Kora Whiteboards are a connected, system-aware workspace for creative thinking, execution, delivery, and reflection—not just notes or planning documents. They live alongside your albums, projects, audio, tasks, contacts, and deliverables, acting as a control surface rather than static documents.
Unlike generic note-taking apps or document editors, Kora Whiteboards are designed to live alongside your albums, projects, audio, tasks, contacts, and deliverables—not separate from them. They can be used before a project starts for vision and planning, during active work for notes and alignment, at delivery time for scope and readiness, after delivery for post-mortems and learnings, and entirely outside projects for branding and career planning. Whiteboards are persistent, linkable, and aware of the rest of the system. This is why they feel less like documents and more like a control surface.

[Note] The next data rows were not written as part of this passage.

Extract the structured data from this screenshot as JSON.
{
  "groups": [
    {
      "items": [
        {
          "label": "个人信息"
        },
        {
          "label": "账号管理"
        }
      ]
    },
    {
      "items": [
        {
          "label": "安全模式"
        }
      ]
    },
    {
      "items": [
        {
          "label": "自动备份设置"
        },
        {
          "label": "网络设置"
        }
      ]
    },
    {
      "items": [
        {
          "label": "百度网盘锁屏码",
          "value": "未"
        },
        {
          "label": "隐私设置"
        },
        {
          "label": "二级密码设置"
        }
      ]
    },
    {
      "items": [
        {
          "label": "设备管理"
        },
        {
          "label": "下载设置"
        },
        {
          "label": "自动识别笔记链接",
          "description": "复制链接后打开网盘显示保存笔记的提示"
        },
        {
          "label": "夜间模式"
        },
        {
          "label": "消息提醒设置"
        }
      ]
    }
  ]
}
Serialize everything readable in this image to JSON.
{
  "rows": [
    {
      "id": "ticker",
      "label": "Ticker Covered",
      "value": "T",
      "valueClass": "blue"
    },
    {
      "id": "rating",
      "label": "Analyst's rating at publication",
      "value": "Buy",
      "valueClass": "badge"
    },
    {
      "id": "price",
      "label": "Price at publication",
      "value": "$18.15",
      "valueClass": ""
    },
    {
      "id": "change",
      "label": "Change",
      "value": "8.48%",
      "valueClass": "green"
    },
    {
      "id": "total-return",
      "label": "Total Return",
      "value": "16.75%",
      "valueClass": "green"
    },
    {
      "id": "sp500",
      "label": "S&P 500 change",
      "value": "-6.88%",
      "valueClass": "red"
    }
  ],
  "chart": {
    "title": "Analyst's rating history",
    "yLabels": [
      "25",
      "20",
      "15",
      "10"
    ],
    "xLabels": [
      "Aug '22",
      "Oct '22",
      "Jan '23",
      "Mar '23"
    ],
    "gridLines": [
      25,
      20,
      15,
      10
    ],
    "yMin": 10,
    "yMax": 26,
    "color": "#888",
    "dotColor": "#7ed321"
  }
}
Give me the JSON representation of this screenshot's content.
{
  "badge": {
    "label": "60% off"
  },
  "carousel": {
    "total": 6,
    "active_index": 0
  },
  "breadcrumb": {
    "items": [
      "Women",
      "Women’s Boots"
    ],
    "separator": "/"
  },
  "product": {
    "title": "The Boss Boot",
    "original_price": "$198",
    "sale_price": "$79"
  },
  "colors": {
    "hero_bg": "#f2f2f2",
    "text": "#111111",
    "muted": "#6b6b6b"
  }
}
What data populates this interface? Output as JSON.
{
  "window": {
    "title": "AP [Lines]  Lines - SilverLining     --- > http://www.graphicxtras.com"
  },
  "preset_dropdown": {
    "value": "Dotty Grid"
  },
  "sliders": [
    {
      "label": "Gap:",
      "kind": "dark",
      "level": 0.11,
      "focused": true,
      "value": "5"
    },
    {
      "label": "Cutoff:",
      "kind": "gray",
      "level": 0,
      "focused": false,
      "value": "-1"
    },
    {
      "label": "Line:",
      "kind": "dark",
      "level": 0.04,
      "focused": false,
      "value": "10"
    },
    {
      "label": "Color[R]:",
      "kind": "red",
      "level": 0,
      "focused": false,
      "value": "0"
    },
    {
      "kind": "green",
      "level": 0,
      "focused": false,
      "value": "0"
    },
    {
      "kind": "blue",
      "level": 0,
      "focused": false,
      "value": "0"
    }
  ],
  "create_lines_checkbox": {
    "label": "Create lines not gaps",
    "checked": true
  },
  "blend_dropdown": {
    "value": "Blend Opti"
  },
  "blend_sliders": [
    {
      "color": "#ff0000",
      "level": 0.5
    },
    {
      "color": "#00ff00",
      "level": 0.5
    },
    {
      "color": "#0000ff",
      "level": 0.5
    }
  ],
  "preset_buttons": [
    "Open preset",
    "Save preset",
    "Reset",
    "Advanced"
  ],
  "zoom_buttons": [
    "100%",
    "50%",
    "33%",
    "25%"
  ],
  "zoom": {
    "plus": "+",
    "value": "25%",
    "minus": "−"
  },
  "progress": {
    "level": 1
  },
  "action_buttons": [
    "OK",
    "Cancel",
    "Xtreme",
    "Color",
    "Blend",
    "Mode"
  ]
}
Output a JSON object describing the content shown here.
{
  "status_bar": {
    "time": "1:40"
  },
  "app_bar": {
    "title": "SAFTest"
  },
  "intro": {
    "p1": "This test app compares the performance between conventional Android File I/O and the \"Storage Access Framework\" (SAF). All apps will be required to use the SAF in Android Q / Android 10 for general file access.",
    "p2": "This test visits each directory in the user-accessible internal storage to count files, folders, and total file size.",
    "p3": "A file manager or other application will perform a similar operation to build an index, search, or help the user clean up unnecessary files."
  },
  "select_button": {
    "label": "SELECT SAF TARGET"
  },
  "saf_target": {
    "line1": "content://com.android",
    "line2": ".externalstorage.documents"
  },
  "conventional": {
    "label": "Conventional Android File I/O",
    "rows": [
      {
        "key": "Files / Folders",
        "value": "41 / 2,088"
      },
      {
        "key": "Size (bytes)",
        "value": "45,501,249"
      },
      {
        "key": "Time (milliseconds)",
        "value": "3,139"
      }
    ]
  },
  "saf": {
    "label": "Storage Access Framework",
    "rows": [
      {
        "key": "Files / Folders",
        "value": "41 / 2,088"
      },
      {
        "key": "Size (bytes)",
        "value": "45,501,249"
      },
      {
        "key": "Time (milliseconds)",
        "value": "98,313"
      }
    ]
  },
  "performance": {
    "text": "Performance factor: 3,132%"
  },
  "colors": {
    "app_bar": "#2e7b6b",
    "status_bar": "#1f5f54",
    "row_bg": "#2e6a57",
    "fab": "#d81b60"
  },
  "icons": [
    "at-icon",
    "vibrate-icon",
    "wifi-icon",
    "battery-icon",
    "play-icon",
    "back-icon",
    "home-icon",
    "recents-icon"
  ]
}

Whiteboards aren't just a place to write—they're a typed block system with first-class blocks that directly reference Kora entities. You can embed project cards, album cards, contact cards with structured details, productivity cards that pull from task/project/album scopes sorted by urgency, finance cards that pull project value context, audio blocks in three flavors (generic, project-specific, album-specific), embedded pages with collapsible previews, backlinks blocks showing your internal link graph, Kanban and Scrum board blocks, charts, images, pills, and sticky notes. This means Whiteboards can literally be a living control center for an album or project relationship, not a static doc.
You can truthfully say that Whiteboards can hold the full lifecycle of a project or album: plan, execute, deliver, review, and post-mortem—while remaining connected to the real entities, tasks, and audio. That's very different than templates or generic planning tools. Whiteboards preserve context, link to real work, and persist across the entire project lifecycle. They're where strategy becomes structure.